If you think of a two or three year old child:-
- They are unable to prepare their own food and drinks to ensure adequate dietary and fluid intake. They need a responsible adult to prepare food and drinks and possibly to feed them as well.
- Some may still be ‘incontinent’ ie still wearing nappies either during the night or day and night, or having occasional accidents which need cleaning up.
- Unable to protect their own skin integrity – if they are still in nappies, they need an adult to clean, dry and change them after wet or dirty nappies and apply moisturising barrier creams.
- Mobility – at risk of falls, unsteady on their feet, tendency to climb and no awareness of risks!
- Not always able to reliably communicate their needs – how many of us have had to use a process of elimination to determine what may be troubling a crying baby or toddler? Even when they can communicate, it can still be difficult to understand what they are trying to tell you.
- Psychological and Emotional Needs – they may be upset or crying but unable to tell you why.
- Cognition – very few two or three year olds have the ability to assess risk, make appropriate decisions as to their day to day care and manage their own care needs. They rely on responsible parents or others to provide a safe environment for them and ensure that they are protected from danger, abuse or neglect.
- Behaviour – this is an interesting one! Ever heard of the ‘terrible twos’ or ‘terrible threes’?
- Medication – can a two year old child administer good old Calpol? Can they always tell you when they are in pain or where that pain is?
Anyone with young children or grandchildren will be able to identify with all of the above points. Sadly, as our parents and grandparents age, many revert to more childlike behaviours and tendencies. But does that mean that they are necessarily eligible for NHS Continuing Healthcare Funding?
Would you consider that your two year old child or grandchild should be eligible for CHC Funding or would you describe them as having a Primary Health Need?
Probably not – you would accept that they need a responsible parent, grandparent or other adult to take care of them and provide a safe environment with provision of all their day to day care needs. You would certainly accept that they could not live on their own or be left in the house alone. All of that is social type care – the child wouldn’t be eligible for CHC Funding and they certainly don’t have a primary health need simply because they need care by a responsible adult of the type listed above.
The same applies to elderly relatives. Not all needs are healthcare needs, even though they may well be as a result of a progressive disease, such as Alzheimer’s Disease/Dementia. Remember that eligibility is not based on a diagnosed illness or disease. It is about the level of healthcare needs as compared to social care needs – for example once an elderly relative starts to lose weight because they are refusing sufficient diet, that presents risks of malnutrition. If they develop nasty pressure sores because of their immobility and double incontinence, that becomes a health need. Once an elderly relative develops physically aggressive behaviour which makes care delivery difficult or impossible, that can become a health need, and so on.

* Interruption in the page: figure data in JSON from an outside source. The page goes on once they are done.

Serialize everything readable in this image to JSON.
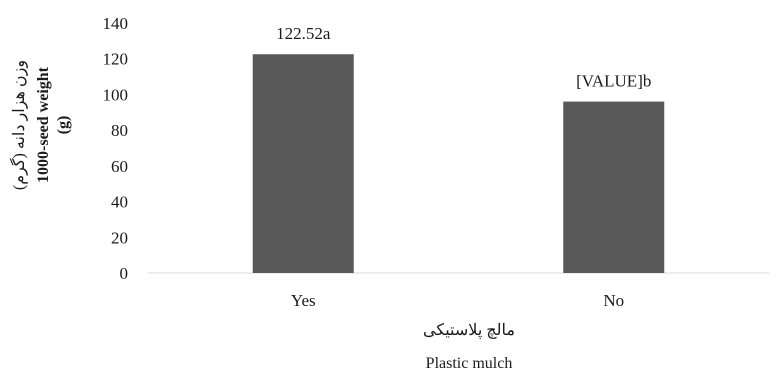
{
  "chart_data": {
    "type": "bar",
    "categories": [
      "Yes",
      "No"
    ],
    "series": [
      {
        "values": [
          122.52,
          96
        ],
        "data_labels": [
          "122.52a",
          "[VALUE]b"
        ]
      }
    ],
    "y_ticks": [
      "0",
      "20",
      "40",
      "60",
      "80",
      "100",
      "120",
      "140"
    ],
    "ylim": [
      0,
      140
    ],
    "xlabel_fa": "مالچ پلاستیکی",
    "xlabel_en": "Plastic mulch",
    "ylabel_fa": "وزن هزار دانه (گرم)",
    "ylabel_en_line1": "1000-seed weight",
    "ylabel_en_line2": "(g)",
    "bar_color": "#595959",
    "axis_color": "#d9d9d9",
    "grid": false,
    "legend": "none"
  }
}
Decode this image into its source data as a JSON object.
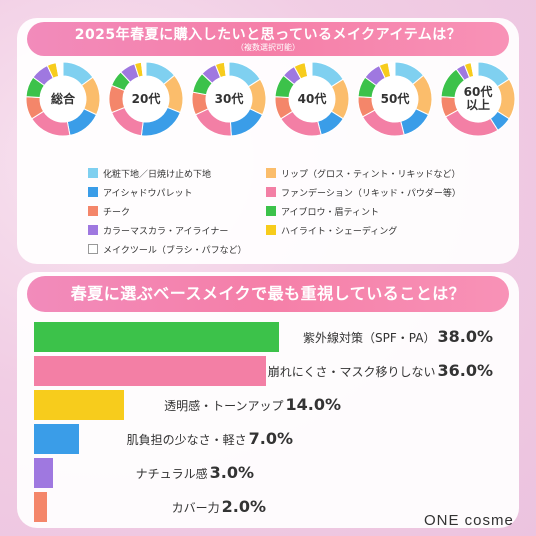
{
  "survey1": {
    "title": "2025年春夏に購入したいと思っているメイクアイテムは？",
    "note": "（複数選択可能）"
  },
  "survey2": {
    "title": "春夏に選ぶベースメイクで最も重視していることは？"
  },
  "colors": {
    "化粧下地／日焼け止め下地": "#7fd0f0",
    "リップ（グロス・ティント・リキッドなど）": "#fbbd6b",
    "アイシャドウパレット": "#3a9de8",
    "ファンデーション（リキッド・パウダー等）": "#f37fa5",
    "チーク": "#f4866a",
    "アイブロウ・眉ティント": "#3cc24a",
    "カラーマスカラ・アイライナー": "#9f78e0",
    "ハイライト・シェーディング": "#f7cc1c",
    "メイクツール（ブラシ・パフなど）": "#ffffff"
  },
  "chart_data": [
    {
      "type": "pie",
      "title": "2025年春夏に購入したいと思っているメイクアイテムは？",
      "subtitle": "（複数選択可能）",
      "legend_position": "bottom",
      "categories": [
        "化粧下地／日焼け止め下地",
        "リップ（グロス・ティント・リキッドなど）",
        "アイシャドウパレット",
        "ファンデーション（リキッド・パウダー等）",
        "チーク",
        "アイブロウ・眉ティント",
        "カラーマスカラ・アイライナー",
        "ハイライト・シェーディング",
        "メイクツール（ブラシ・パフなど）"
      ],
      "series": [
        {
          "name": "総合",
          "values": [
            15,
            17,
            15,
            19,
            10,
            9,
            8,
            4,
            3
          ]
        },
        {
          "name": "20代",
          "values": [
            14,
            17,
            21,
            17,
            12,
            7,
            7,
            3,
            2
          ]
        },
        {
          "name": "30代",
          "values": [
            16,
            16,
            17,
            19,
            10,
            9,
            7,
            4,
            2
          ]
        },
        {
          "name": "40代",
          "values": [
            16,
            18,
            12,
            20,
            10,
            10,
            6,
            5,
            3
          ]
        },
        {
          "name": "50代",
          "values": [
            14,
            18,
            14,
            21,
            9,
            9,
            8,
            4,
            3
          ]
        },
        {
          "name": "60代\n以上",
          "values": [
            16,
            18,
            7,
            26,
            9,
            14,
            4,
            3,
            3
          ]
        }
      ]
    },
    {
      "type": "bar",
      "orientation": "horizontal",
      "title": "春夏に選ぶベースメイクで最も重視していることは？",
      "unit": "%",
      "categories": [
        "紫外線対策（SPF・PA）",
        "崩れにくさ・マスク移りしない",
        "透明感・トーンアップ",
        "肌負担の少なさ・軽さ",
        "ナチュラル感",
        "カバー力"
      ],
      "values": [
        38.0,
        36.0,
        14.0,
        7.0,
        3.0,
        2.0
      ],
      "value_labels": [
        "38.0%",
        "36.0%",
        "14.0%",
        "7.0%",
        "3.0%",
        "2.0%"
      ],
      "colors": [
        "#3cc24a",
        "#f37fa5",
        "#f7cc1c",
        "#3a9de8",
        "#9f78e0",
        "#f4866a"
      ],
      "xlim": [
        0,
        100
      ]
    }
  ],
  "brand": "ONE cosme"
}
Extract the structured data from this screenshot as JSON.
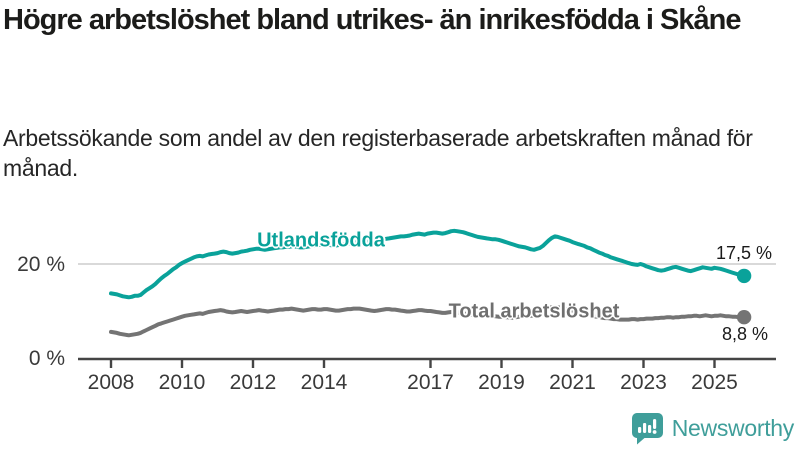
{
  "title": "Högre arbetslöshet bland utrikes- än inrikesfödda i Skåne",
  "subtitle": "Arbetssökande som andel av den registerbaserade arbetskraften månad för månad.",
  "footer": {
    "brand": "Newsworthy",
    "logo_icon": "bar-chart-speech-bubble-icon"
  },
  "colors": {
    "series_foreign": "#0aa29a",
    "series_total": "#747474",
    "gridline": "#d9d9d9",
    "axis": "#454545",
    "brand_teal": "#3f9e9a"
  },
  "chart_data": {
    "type": "line",
    "interval": "monthly",
    "start": "2008-01",
    "end": "2025-11",
    "ylim": [
      0,
      28
    ],
    "grid": "single horizontal gridline at 20 %",
    "legend_position": "inline labels on lines, end-value labels at right",
    "y_ticks": [
      {
        "value": 0,
        "label": "0 %"
      },
      {
        "value": 20,
        "label": "20 %"
      }
    ],
    "x_ticks": [
      {
        "year": 2008,
        "label": "2008"
      },
      {
        "year": 2010,
        "label": "2010"
      },
      {
        "year": 2012,
        "label": "2012"
      },
      {
        "year": 2014,
        "label": "2014"
      },
      {
        "year": 2017,
        "label": "2017"
      },
      {
        "year": 2019,
        "label": "2019"
      },
      {
        "year": 2021,
        "label": "2021"
      },
      {
        "year": 2023,
        "label": "2023"
      },
      {
        "year": 2025,
        "label": "2025"
      }
    ],
    "series": [
      {
        "name": "Utlandsfödda",
        "color": "#0aa29a",
        "end_label": "17,5 %",
        "last_value": 17.5,
        "values": [
          13.8,
          13.7,
          13.6,
          13.4,
          13.2,
          13.1,
          13.0,
          13.1,
          13.3,
          13.3,
          13.5,
          14.0,
          14.5,
          14.9,
          15.3,
          15.8,
          16.4,
          17.0,
          17.5,
          17.9,
          18.4,
          18.9,
          19.3,
          19.8,
          20.2,
          20.5,
          20.8,
          21.1,
          21.4,
          21.6,
          21.7,
          21.6,
          21.8,
          22.0,
          22.1,
          22.2,
          22.3,
          22.5,
          22.6,
          22.5,
          22.3,
          22.2,
          22.3,
          22.4,
          22.6,
          22.7,
          22.8,
          23.0,
          23.1,
          23.2,
          23.2,
          23.1,
          23.0,
          23.1,
          23.2,
          23.3,
          23.4,
          23.5,
          23.5,
          23.6,
          23.6,
          23.7,
          23.7,
          23.6,
          23.5,
          23.5,
          23.6,
          23.7,
          23.8,
          23.9,
          24.0,
          24.0,
          24.1,
          24.1,
          24.0,
          23.9,
          23.9,
          24.0,
          24.1,
          24.2,
          24.3,
          24.4,
          24.5,
          24.6,
          24.7,
          24.8,
          24.8,
          24.7,
          24.7,
          24.8,
          24.9,
          25.0,
          25.2,
          25.3,
          25.4,
          25.5,
          25.6,
          25.7,
          25.8,
          25.8,
          25.9,
          26.0,
          26.2,
          26.3,
          26.4,
          26.3,
          26.2,
          26.4,
          26.5,
          26.6,
          26.6,
          26.5,
          26.4,
          26.5,
          26.7,
          26.9,
          27.0,
          26.9,
          26.8,
          26.7,
          26.5,
          26.3,
          26.1,
          25.9,
          25.7,
          25.6,
          25.5,
          25.4,
          25.3,
          25.2,
          25.2,
          25.1,
          24.9,
          24.7,
          24.5,
          24.3,
          24.1,
          23.9,
          23.7,
          23.6,
          23.5,
          23.3,
          23.1,
          23.0,
          23.2,
          23.4,
          23.8,
          24.4,
          25.0,
          25.5,
          25.8,
          25.7,
          25.5,
          25.3,
          25.1,
          24.9,
          24.6,
          24.4,
          24.2,
          24.0,
          23.8,
          23.5,
          23.3,
          23.0,
          22.7,
          22.4,
          22.2,
          21.9,
          21.7,
          21.4,
          21.2,
          21.0,
          20.8,
          20.6,
          20.4,
          20.2,
          20.0,
          19.9,
          19.8,
          20.0,
          19.8,
          19.5,
          19.3,
          19.1,
          18.9,
          18.7,
          18.6,
          18.7,
          18.9,
          19.1,
          19.3,
          19.4,
          19.2,
          19.0,
          18.8,
          18.6,
          18.5,
          18.7,
          18.9,
          19.1,
          19.3,
          19.2,
          19.1,
          19.0,
          19.2,
          19.1,
          19.0,
          18.8,
          18.6,
          18.4,
          18.2,
          18.0,
          17.8,
          17.6,
          17.5
        ]
      },
      {
        "name": "Total arbetslöshet",
        "color": "#747474",
        "end_label": "8,8 %",
        "last_value": 8.8,
        "values": [
          5.7,
          5.6,
          5.5,
          5.3,
          5.2,
          5.1,
          5.0,
          5.1,
          5.2,
          5.3,
          5.5,
          5.8,
          6.1,
          6.4,
          6.7,
          7.0,
          7.3,
          7.5,
          7.7,
          7.9,
          8.1,
          8.3,
          8.5,
          8.7,
          8.9,
          9.1,
          9.2,
          9.3,
          9.4,
          9.5,
          9.6,
          9.5,
          9.7,
          9.9,
          10.0,
          10.1,
          10.2,
          10.3,
          10.2,
          10.0,
          9.9,
          9.8,
          9.9,
          10.0,
          10.1,
          10.0,
          9.9,
          10.0,
          10.1,
          10.2,
          10.3,
          10.2,
          10.1,
          10.0,
          10.1,
          10.2,
          10.3,
          10.4,
          10.4,
          10.5,
          10.5,
          10.6,
          10.5,
          10.4,
          10.3,
          10.2,
          10.3,
          10.4,
          10.5,
          10.5,
          10.4,
          10.4,
          10.5,
          10.5,
          10.4,
          10.3,
          10.2,
          10.2,
          10.3,
          10.4,
          10.5,
          10.5,
          10.6,
          10.6,
          10.6,
          10.5,
          10.4,
          10.3,
          10.2,
          10.1,
          10.2,
          10.3,
          10.4,
          10.5,
          10.5,
          10.4,
          10.4,
          10.3,
          10.2,
          10.1,
          10.0,
          10.0,
          10.1,
          10.2,
          10.3,
          10.3,
          10.2,
          10.1,
          10.1,
          10.0,
          9.9,
          9.8,
          9.7,
          9.7,
          9.8,
          9.9,
          9.9,
          9.8,
          9.7,
          9.6,
          9.5,
          9.4,
          9.3,
          9.2,
          9.1,
          9.1,
          9.2,
          9.2,
          9.1,
          9.0,
          9.0,
          8.9,
          8.9,
          8.8,
          8.8,
          8.7,
          8.7,
          8.8,
          8.9,
          9.0,
          9.0,
          9.1,
          9.1,
          9.2,
          9.4,
          9.6,
          10.0,
          10.4,
          10.7,
          10.9,
          11.0,
          10.9,
          10.8,
          10.6,
          10.5,
          10.3,
          10.2,
          10.0,
          9.9,
          9.7,
          9.5,
          9.3,
          9.2,
          9.0,
          8.9,
          8.8,
          8.7,
          8.6,
          8.6,
          8.5,
          8.4,
          8.4,
          8.3,
          8.3,
          8.3,
          8.3,
          8.4,
          8.4,
          8.3,
          8.4,
          8.4,
          8.5,
          8.5,
          8.5,
          8.6,
          8.6,
          8.7,
          8.7,
          8.8,
          8.8,
          8.7,
          8.8,
          8.8,
          8.9,
          8.9,
          9.0,
          9.0,
          9.1,
          9.1,
          9.0,
          9.1,
          9.2,
          9.1,
          9.0,
          9.1,
          9.1,
          9.2,
          9.1,
          9.0,
          9.0,
          8.9,
          8.9,
          8.8,
          8.8,
          8.8
        ]
      }
    ]
  }
}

Identifying the point at which an individual has a ‘primary health need’ is difficult and is usually based on many factors all combining to create intense, complex and unpredictable health needs. These factors are known as the 4 Key Indicators or Characteristics. An individual’s needs have to be assessed in the whole, taking a holistic approach, to determine whether they are eligible for CHC Funding. Once you have understood whether the needs fall into the category of healthcare needs, you need to really understand how the NHS will assess those needs when factoring in the 4 Key Indicators. That is a whole separate topic!!